Abstract Pt and WO3 co-loaded ZrO2 equipped with a pair of interdigital Au electrodes has been tested as a H2 gas sensor. The resistance R estimated from the intersection of the semi-circle with the real axis in a complex-impedance plot was used as a sensing signal. H2 addition in a gas decreased the resistance. Pt–WO3/ZrO2 showed a higher response magnitude to H2 than WO3/ZrO2 and Pt/ZrO2. The sensor was found to respond consistently and rapidly to change in concentration of H2 in the oxygen rich and moist gas mixture at 120–150 °C. The conductivity of the device varied almost linearly with the H2 concentration from 0.25 to 1.25%. The rate constants (k) of Pt–WO3/ZrO2 for the response and recovery transients were 10 and 53 times higher than those of Pt/WO3, respectively.

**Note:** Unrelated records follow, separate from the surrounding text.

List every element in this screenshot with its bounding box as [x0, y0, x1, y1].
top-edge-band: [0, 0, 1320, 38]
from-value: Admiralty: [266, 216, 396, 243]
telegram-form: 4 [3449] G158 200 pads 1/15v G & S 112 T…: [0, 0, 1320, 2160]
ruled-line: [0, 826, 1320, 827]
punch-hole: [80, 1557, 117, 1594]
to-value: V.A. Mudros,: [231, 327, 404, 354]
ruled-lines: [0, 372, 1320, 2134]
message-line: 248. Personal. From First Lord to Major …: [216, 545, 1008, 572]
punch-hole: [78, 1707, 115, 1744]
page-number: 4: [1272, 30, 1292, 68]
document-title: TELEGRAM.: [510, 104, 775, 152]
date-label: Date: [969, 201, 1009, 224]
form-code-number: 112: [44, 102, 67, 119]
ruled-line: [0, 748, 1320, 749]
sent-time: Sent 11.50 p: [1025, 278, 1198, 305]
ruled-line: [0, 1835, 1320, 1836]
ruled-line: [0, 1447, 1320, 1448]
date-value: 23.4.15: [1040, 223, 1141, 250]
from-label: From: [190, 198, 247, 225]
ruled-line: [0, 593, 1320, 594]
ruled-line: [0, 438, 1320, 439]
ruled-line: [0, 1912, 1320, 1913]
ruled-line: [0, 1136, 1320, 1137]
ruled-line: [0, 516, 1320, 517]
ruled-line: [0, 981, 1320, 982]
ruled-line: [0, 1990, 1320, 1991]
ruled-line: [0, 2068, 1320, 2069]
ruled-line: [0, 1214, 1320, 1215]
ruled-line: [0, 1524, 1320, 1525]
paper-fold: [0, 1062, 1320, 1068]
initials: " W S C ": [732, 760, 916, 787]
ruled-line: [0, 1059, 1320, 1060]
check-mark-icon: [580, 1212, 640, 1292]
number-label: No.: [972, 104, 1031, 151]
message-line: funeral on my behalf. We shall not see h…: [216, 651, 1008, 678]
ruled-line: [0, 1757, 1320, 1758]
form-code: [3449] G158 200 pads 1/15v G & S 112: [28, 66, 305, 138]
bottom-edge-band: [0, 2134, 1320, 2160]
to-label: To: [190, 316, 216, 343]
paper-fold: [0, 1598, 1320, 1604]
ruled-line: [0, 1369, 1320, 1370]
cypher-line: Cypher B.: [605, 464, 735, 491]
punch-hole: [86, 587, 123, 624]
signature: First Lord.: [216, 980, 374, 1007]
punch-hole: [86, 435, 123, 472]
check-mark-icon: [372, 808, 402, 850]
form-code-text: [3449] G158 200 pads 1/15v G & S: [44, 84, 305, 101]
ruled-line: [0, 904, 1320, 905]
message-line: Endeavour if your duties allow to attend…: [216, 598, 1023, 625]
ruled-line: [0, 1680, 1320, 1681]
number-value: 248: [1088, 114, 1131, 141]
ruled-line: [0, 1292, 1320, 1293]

The response magnitude of Pt–WO3/ZrO2 to H2 was not markedly affected by changing the water vapor concentration from 1.0 to 3.4% and O2 concentration from 5 to 20%. The effect of WO3 loading of the Pt–WO3/ZrO2-based sensor combined with STEM and UV–vis results indicates that subnano-sized polytungstate clusters on the zirconia surface play an important role in the conductivity increase by H2 adsorption, which can be due to an increase in the number of acidic Hδ+ species on the polytungstate surface.